I guess this writing becomes a reflection of what I have done or seen in the past that we are too quick to be complacent of the results on the ground. Putting our utmost efforts and investing our time in the activities makes us fall in love with the projects, and therefore, we want to believe that our projects are in the end beneficial to our target beneficiaries.

This is natural, but what if such a situation persists and gets repeated over time, how many ineffective projects are out there misunderstood as successful? What if the same unproven project concept receives new funding repeating the same kind of ineffective treatment? Are we actually doing more harm than good?

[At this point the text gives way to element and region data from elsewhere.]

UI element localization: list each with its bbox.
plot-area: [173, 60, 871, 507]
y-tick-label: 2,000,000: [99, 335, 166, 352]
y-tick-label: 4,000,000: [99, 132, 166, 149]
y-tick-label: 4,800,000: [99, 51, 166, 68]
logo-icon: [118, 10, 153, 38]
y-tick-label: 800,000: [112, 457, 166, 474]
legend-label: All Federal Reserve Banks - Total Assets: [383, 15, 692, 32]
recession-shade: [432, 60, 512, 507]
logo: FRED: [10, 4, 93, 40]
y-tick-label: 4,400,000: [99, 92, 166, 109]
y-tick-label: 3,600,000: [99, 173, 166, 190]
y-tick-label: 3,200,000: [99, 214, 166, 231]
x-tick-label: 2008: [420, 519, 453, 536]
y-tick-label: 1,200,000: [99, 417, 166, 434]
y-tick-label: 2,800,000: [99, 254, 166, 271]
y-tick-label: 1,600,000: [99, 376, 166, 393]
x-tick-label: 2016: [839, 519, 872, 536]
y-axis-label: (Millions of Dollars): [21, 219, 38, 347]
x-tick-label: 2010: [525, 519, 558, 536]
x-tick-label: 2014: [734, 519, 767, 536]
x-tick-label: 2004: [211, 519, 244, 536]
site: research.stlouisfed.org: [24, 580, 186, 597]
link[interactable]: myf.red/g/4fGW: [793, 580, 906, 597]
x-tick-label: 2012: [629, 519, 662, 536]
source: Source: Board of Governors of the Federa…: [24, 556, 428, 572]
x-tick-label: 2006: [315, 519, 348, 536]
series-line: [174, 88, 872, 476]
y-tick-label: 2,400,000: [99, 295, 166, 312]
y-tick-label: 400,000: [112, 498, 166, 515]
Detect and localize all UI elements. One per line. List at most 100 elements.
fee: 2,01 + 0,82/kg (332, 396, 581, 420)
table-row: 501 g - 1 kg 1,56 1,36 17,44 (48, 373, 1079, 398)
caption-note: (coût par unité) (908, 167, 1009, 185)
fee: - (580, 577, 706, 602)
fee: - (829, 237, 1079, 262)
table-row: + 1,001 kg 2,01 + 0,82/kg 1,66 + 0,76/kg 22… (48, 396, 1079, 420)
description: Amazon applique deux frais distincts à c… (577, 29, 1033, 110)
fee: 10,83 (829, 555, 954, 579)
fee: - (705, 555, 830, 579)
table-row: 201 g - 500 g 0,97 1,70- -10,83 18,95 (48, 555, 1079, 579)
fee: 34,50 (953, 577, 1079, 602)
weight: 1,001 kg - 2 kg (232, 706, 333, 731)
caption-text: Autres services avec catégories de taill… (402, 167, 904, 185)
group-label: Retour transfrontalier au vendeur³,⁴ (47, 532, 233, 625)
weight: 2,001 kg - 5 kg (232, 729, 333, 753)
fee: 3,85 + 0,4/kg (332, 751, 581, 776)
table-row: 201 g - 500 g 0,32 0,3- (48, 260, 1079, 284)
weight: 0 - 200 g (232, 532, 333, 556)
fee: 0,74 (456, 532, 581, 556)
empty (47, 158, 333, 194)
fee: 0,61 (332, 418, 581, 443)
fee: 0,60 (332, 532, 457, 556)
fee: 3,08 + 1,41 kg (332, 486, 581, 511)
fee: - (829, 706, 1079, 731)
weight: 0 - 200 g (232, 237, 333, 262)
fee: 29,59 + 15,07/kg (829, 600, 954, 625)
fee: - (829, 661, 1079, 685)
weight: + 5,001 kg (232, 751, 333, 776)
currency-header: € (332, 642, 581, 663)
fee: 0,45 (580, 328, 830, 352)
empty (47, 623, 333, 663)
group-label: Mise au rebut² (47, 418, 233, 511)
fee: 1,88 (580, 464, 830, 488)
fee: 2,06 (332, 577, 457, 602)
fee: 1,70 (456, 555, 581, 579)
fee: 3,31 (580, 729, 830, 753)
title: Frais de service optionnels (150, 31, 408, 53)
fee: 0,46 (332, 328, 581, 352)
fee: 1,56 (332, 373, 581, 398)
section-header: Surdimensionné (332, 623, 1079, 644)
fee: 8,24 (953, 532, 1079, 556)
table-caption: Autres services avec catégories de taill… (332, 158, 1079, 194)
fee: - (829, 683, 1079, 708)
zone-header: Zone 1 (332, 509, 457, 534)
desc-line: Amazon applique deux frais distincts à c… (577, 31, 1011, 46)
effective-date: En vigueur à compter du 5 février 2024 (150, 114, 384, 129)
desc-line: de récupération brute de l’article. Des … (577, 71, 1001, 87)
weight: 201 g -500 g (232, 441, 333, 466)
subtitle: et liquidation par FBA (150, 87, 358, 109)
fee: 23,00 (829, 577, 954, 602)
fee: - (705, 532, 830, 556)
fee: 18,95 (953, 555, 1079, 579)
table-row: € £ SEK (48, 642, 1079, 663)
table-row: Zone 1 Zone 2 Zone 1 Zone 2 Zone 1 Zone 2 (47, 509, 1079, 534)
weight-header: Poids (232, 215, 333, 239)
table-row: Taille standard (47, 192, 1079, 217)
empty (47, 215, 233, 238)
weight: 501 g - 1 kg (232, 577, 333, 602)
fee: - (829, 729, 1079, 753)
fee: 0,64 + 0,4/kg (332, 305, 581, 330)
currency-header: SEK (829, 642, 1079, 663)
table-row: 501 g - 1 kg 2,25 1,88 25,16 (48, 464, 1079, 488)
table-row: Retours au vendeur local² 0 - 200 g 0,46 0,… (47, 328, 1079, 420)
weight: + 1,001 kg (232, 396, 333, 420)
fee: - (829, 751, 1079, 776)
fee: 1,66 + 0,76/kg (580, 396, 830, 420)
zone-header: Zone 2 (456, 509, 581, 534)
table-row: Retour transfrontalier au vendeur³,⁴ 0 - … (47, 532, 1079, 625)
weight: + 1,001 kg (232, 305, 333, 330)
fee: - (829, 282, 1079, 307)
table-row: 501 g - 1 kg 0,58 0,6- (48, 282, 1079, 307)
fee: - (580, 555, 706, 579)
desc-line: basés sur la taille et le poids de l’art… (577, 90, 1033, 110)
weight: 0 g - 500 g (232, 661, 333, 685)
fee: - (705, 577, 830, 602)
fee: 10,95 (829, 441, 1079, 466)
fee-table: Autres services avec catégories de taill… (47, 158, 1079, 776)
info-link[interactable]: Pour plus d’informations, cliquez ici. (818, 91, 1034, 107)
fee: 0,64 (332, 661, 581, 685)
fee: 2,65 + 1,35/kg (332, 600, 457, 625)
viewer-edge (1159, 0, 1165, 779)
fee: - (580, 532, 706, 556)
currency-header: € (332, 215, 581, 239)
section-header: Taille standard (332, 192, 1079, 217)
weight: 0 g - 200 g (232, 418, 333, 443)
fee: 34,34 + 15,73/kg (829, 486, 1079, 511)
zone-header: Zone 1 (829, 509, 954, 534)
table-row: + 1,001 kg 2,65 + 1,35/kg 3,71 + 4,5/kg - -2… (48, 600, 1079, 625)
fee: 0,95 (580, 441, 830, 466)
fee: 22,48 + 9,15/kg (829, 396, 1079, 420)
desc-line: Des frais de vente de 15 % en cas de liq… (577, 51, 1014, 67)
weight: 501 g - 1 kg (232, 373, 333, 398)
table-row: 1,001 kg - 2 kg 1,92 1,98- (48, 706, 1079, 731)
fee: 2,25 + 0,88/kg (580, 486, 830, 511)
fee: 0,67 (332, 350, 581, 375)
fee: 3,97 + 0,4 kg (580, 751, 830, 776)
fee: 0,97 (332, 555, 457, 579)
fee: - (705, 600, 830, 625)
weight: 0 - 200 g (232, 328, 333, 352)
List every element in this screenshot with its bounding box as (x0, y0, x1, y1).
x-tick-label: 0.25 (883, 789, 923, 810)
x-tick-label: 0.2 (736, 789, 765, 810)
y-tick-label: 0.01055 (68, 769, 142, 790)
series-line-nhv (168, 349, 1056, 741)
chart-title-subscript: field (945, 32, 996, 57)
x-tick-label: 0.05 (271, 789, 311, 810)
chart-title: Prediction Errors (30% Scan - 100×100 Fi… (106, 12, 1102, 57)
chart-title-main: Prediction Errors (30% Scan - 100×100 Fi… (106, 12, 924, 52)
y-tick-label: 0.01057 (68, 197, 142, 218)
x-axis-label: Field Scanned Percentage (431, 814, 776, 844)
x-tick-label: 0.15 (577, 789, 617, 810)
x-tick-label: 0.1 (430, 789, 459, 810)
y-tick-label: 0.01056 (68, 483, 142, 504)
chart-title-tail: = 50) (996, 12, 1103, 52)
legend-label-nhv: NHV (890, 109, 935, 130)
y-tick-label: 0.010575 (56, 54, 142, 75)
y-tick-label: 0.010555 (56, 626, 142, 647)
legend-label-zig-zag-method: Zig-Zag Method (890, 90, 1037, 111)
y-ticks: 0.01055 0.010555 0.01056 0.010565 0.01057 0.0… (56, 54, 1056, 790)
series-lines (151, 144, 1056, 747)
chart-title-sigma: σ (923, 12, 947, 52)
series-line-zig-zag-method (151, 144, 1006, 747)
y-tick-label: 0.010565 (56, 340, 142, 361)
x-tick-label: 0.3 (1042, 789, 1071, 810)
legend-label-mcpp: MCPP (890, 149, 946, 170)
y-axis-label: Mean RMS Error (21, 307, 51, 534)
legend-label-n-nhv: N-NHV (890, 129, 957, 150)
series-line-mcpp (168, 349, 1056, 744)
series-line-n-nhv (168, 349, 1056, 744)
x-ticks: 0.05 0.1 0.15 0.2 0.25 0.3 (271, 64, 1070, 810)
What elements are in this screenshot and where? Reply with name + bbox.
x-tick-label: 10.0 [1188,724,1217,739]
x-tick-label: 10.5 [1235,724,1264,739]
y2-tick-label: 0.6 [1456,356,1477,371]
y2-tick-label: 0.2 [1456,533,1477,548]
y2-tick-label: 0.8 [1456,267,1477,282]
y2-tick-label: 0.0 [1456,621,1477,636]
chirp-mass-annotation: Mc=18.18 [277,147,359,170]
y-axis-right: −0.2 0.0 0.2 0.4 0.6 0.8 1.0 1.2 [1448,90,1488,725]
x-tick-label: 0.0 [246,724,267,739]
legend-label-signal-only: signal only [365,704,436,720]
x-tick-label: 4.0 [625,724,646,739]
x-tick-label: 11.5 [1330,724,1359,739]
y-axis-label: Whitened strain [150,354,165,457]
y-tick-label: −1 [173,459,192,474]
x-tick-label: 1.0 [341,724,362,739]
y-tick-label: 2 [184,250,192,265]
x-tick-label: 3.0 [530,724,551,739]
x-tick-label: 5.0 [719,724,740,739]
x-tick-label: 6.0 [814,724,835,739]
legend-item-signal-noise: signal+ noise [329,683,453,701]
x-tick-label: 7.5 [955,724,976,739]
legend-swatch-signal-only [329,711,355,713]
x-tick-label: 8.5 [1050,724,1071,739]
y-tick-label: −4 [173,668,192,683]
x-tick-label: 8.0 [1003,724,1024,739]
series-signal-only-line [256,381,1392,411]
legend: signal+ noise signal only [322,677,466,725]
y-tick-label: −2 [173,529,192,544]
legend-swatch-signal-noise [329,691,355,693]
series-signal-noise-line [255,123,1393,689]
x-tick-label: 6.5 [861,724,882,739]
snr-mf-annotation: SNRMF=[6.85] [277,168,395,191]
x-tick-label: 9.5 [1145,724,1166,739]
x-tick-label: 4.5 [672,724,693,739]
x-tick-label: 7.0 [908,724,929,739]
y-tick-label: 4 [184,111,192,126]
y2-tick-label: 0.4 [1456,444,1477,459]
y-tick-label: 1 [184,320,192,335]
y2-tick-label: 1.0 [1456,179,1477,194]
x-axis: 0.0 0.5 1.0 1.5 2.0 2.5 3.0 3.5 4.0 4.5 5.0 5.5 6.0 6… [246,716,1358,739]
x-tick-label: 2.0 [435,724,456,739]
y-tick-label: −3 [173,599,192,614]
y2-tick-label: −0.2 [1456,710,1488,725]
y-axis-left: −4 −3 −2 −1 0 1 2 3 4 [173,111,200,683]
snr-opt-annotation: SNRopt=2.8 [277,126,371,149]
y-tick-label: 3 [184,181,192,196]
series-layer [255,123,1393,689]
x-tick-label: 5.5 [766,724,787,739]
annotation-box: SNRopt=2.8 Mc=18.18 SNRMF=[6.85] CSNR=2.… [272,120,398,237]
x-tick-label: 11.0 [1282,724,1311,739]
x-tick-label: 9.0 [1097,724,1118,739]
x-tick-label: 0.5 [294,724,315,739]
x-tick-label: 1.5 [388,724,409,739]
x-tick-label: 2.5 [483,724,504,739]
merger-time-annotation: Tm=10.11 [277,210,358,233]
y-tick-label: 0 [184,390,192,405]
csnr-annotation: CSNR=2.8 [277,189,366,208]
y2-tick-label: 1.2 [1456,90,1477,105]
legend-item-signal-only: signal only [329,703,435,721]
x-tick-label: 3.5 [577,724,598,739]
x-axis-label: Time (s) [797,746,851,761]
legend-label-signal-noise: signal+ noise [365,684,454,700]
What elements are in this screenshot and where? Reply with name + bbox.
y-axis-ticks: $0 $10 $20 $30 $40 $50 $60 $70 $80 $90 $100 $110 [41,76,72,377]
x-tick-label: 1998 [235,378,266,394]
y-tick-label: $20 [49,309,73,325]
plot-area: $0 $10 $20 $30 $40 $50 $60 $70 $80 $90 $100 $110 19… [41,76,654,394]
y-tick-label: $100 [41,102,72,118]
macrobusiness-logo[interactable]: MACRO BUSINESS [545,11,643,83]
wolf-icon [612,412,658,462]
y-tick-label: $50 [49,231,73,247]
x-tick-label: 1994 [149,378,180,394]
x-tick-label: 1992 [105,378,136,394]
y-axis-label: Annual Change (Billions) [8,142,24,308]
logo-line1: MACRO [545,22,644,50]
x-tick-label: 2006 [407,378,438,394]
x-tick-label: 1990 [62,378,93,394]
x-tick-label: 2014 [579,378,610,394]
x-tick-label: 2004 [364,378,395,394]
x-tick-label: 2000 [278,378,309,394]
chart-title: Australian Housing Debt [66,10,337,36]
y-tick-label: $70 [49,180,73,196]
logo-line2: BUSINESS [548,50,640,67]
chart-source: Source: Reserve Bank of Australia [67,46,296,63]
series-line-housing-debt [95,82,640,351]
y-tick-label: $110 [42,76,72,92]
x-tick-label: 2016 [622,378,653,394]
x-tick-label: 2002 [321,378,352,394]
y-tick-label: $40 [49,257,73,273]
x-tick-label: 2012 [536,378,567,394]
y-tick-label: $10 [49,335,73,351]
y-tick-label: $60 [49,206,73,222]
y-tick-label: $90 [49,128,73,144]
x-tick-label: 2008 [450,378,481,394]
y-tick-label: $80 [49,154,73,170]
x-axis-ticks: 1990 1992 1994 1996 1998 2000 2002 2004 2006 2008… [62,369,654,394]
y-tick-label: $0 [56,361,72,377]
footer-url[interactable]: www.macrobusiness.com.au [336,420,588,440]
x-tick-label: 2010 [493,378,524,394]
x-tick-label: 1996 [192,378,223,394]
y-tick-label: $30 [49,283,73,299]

So next time before you give yourself a pat on your back, please be critical of those factors above, reflect if any of those threats exist in your project.

More in-depth readings:

Shadish, W.R. Cook, T. D. Campbell, D. T. (2002). Experimental and Quasi-Experimental Designs for Generalized Causal Inference.  Boston Newyork. Houghton Mifflin Company

A lighter version of the same concept is also explained in;

Weiss, C. (1997). Evaluation.  Upper Saddle River, NJ, United States. Pearson Education.